Terms of the agreement were not released. United said the agreement was in line with the airline's plan to achieve $5.8 billion in labor cutbacks with its flight attendants and machinists. The reductions are key to its application for a $1.8 billion federal loan guarantee, which it says is needed to avoid a Chapter 11 bankruptcy filing.
"United continues to make great progress toward implementing its financial recovery program," United's chief executive and chairman, Glenn Tilton, said in a statement.
United spokesman Joe Hopkins would not discuss details of the agreement, other than to confirm it includes wage cuts. The deal still must be ratified by members of the Association of Flight Attendants and the company's board.
A spokesman for the flight attendants' union did not immediately return phone calls tonight.

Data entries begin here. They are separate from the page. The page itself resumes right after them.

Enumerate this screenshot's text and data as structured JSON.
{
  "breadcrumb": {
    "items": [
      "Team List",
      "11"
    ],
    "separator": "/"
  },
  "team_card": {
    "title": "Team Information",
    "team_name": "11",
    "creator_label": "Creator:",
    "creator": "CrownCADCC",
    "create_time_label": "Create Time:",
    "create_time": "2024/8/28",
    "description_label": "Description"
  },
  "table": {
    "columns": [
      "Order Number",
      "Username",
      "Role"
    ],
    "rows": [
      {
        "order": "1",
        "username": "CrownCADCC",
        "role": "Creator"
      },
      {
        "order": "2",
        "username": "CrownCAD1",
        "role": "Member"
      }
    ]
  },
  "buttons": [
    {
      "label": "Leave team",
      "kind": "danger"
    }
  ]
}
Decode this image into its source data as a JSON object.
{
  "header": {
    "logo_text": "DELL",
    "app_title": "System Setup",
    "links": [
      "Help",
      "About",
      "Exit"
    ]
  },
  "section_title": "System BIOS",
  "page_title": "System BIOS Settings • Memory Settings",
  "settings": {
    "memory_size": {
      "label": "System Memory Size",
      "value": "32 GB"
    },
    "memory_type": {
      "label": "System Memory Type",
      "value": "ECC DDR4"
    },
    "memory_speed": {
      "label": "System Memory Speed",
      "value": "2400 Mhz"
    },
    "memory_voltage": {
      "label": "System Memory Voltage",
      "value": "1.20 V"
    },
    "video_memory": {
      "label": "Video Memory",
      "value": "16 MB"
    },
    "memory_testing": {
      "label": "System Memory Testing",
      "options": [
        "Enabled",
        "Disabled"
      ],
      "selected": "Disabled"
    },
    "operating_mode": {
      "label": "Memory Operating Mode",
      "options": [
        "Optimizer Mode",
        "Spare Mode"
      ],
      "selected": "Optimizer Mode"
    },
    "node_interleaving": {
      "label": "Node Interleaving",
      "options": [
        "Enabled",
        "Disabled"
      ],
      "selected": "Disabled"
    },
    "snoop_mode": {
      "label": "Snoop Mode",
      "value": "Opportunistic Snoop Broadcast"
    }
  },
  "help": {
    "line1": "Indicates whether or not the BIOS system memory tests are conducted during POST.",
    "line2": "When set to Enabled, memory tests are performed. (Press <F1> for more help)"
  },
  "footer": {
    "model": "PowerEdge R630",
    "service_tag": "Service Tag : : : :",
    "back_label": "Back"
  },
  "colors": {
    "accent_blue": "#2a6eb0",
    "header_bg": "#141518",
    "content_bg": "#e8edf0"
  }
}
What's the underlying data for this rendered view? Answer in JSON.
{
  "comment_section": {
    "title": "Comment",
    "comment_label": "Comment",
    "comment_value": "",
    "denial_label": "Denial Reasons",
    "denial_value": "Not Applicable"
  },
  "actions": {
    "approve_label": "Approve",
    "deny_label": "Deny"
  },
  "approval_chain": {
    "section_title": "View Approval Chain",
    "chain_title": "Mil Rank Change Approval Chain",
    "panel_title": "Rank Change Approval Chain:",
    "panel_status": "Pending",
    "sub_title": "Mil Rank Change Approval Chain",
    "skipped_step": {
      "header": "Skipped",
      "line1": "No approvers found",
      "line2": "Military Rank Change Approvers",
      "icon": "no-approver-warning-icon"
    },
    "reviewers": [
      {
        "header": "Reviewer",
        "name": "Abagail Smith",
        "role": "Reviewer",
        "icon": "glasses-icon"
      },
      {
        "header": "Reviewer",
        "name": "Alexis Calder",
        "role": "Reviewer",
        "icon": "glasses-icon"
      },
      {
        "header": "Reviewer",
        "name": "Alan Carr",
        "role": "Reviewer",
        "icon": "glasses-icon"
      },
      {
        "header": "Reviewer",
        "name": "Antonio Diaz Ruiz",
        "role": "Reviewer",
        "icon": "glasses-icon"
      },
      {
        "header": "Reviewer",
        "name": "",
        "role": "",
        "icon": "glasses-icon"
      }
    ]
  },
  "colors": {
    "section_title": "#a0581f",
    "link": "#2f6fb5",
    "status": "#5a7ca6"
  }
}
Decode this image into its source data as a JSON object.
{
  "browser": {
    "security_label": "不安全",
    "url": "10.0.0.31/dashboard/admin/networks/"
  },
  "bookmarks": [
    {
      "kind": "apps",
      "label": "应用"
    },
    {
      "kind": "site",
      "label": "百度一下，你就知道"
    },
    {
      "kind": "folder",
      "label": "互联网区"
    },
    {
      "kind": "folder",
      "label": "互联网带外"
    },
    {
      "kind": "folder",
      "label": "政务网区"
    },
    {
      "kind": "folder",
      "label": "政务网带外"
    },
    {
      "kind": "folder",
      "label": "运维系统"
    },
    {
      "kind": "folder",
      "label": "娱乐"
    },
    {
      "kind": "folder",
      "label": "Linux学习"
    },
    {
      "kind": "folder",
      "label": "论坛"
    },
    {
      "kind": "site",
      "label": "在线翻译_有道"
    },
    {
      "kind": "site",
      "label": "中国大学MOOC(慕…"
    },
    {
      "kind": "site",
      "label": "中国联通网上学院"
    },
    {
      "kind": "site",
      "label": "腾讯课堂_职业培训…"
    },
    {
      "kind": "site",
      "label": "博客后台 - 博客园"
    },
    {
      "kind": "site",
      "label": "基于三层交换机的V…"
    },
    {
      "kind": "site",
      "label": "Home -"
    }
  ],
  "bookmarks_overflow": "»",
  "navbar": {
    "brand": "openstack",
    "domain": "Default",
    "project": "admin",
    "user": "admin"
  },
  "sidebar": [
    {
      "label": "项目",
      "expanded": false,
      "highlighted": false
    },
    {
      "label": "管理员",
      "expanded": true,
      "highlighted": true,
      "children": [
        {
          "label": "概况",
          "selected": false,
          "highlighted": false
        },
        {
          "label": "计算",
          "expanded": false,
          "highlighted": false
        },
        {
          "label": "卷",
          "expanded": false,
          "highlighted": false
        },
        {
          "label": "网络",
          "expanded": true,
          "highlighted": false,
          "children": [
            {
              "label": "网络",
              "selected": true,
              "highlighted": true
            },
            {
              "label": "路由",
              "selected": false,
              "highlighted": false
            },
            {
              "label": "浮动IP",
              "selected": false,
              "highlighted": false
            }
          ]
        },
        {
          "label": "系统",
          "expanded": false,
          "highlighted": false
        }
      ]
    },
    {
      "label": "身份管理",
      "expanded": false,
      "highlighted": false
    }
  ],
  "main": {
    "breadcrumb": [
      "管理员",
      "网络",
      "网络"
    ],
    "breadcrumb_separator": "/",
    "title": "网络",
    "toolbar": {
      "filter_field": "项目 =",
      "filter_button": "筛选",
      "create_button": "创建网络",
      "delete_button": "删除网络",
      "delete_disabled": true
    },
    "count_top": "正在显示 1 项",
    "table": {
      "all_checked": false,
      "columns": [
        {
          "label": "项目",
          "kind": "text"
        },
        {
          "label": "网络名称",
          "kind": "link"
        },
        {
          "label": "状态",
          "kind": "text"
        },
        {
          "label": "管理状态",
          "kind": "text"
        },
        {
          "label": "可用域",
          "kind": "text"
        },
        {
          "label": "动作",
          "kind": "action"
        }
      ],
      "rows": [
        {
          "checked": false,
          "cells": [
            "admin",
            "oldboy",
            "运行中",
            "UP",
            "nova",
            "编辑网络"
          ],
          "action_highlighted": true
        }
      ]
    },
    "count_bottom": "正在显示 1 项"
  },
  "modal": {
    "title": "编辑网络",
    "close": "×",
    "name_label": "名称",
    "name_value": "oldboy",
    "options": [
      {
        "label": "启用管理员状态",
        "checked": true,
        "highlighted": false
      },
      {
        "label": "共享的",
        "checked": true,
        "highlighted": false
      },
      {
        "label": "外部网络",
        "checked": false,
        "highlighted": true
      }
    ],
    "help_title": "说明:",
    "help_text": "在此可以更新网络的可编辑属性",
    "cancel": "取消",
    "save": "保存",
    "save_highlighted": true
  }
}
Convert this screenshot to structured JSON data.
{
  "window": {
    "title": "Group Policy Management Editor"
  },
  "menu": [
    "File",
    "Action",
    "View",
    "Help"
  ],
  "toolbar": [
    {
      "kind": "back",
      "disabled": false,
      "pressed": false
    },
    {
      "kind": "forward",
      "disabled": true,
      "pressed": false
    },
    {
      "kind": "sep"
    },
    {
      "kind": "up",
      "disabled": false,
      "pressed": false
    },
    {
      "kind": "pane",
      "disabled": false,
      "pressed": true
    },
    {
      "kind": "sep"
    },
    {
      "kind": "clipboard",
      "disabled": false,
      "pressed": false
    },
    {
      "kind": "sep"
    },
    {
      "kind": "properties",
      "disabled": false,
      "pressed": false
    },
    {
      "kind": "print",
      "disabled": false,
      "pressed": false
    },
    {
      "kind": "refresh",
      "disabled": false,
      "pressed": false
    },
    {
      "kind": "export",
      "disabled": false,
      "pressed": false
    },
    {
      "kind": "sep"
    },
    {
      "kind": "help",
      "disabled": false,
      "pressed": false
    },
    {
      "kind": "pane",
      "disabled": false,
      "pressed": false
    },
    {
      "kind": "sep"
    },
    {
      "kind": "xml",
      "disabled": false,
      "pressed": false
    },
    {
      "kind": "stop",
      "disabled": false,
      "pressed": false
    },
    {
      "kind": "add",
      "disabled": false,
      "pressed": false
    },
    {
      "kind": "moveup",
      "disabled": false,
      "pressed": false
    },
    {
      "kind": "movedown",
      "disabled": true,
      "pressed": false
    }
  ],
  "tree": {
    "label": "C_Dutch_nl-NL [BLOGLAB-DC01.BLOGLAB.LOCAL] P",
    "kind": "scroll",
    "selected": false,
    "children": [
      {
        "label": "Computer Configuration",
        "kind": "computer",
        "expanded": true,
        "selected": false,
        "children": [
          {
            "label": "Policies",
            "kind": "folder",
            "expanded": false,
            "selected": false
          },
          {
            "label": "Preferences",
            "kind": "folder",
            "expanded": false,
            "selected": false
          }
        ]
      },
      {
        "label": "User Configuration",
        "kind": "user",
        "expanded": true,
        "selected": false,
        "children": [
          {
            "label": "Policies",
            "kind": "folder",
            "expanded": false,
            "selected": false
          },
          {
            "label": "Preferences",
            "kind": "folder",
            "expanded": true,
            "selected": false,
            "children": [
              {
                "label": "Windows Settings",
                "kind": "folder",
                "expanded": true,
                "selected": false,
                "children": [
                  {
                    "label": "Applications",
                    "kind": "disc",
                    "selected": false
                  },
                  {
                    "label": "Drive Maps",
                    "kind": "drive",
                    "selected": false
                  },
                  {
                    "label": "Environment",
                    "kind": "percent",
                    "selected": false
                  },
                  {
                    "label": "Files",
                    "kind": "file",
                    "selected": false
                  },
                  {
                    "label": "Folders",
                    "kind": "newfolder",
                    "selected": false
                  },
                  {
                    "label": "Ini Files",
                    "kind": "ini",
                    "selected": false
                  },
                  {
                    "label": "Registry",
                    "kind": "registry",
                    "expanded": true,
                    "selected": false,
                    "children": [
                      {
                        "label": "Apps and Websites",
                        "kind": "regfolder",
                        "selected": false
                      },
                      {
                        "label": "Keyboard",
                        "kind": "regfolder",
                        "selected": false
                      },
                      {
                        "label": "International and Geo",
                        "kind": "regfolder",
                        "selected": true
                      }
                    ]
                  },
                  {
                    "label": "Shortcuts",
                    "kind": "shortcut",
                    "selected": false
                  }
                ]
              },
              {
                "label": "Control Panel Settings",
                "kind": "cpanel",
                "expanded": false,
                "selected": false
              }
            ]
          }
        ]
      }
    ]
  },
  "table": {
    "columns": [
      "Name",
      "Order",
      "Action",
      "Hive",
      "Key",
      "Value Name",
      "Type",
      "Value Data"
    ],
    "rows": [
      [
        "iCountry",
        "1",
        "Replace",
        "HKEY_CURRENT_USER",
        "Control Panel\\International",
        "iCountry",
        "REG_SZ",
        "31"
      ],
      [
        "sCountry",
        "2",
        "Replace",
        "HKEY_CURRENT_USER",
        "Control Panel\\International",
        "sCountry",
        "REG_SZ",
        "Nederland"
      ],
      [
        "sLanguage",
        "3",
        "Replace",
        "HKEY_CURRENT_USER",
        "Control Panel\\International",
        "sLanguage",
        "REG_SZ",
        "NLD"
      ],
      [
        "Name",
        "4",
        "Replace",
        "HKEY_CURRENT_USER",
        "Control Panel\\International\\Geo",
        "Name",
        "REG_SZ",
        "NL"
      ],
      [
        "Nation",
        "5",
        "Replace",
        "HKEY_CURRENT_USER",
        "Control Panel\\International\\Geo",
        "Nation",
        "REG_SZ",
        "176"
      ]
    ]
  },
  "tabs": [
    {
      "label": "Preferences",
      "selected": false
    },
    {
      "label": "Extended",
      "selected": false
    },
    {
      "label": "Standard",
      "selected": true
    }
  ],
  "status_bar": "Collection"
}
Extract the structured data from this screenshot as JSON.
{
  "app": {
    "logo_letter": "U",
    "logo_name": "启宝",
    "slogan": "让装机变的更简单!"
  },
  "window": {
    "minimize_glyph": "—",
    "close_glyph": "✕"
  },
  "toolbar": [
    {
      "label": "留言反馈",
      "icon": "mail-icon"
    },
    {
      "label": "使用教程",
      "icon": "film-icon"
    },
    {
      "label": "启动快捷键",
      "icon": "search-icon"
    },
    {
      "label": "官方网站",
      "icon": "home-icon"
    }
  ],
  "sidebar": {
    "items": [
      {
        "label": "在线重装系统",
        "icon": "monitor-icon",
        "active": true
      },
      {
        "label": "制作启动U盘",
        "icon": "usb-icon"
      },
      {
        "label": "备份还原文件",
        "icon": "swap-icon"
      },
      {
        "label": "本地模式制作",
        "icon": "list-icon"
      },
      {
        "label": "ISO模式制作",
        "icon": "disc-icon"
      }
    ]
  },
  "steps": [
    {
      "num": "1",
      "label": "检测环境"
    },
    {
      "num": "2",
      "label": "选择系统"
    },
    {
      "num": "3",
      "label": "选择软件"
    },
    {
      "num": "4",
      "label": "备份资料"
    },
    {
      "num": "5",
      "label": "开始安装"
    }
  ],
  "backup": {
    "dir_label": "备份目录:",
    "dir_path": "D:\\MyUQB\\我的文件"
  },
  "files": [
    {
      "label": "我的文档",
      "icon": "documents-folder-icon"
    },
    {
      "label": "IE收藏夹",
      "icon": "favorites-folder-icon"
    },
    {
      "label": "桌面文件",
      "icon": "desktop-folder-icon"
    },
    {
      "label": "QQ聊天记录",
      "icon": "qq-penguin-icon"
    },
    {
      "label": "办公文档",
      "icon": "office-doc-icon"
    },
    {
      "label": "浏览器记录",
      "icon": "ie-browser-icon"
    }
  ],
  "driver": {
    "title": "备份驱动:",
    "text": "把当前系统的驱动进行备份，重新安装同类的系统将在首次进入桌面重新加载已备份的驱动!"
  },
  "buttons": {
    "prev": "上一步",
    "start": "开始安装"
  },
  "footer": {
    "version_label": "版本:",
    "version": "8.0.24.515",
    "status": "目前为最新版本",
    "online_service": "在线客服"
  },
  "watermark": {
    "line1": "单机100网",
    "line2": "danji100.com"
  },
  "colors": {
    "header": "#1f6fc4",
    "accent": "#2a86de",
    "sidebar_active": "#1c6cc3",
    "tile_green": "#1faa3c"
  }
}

The Air Line Pilots Association, which already has reached a $2.2 billion wage-cutting deal with United, issued a statement praising the cooperation.
"We applaud the AFA and the company for their hard work and sacrifices in getting a deal done," said Paul Whiteford, chairman of the pilots' union's United Airlines master Executive Council.
If the flight attendants ratify a deal, United's machinists and flight dispatchers unions would be the only ones without a cost-cutting agreement.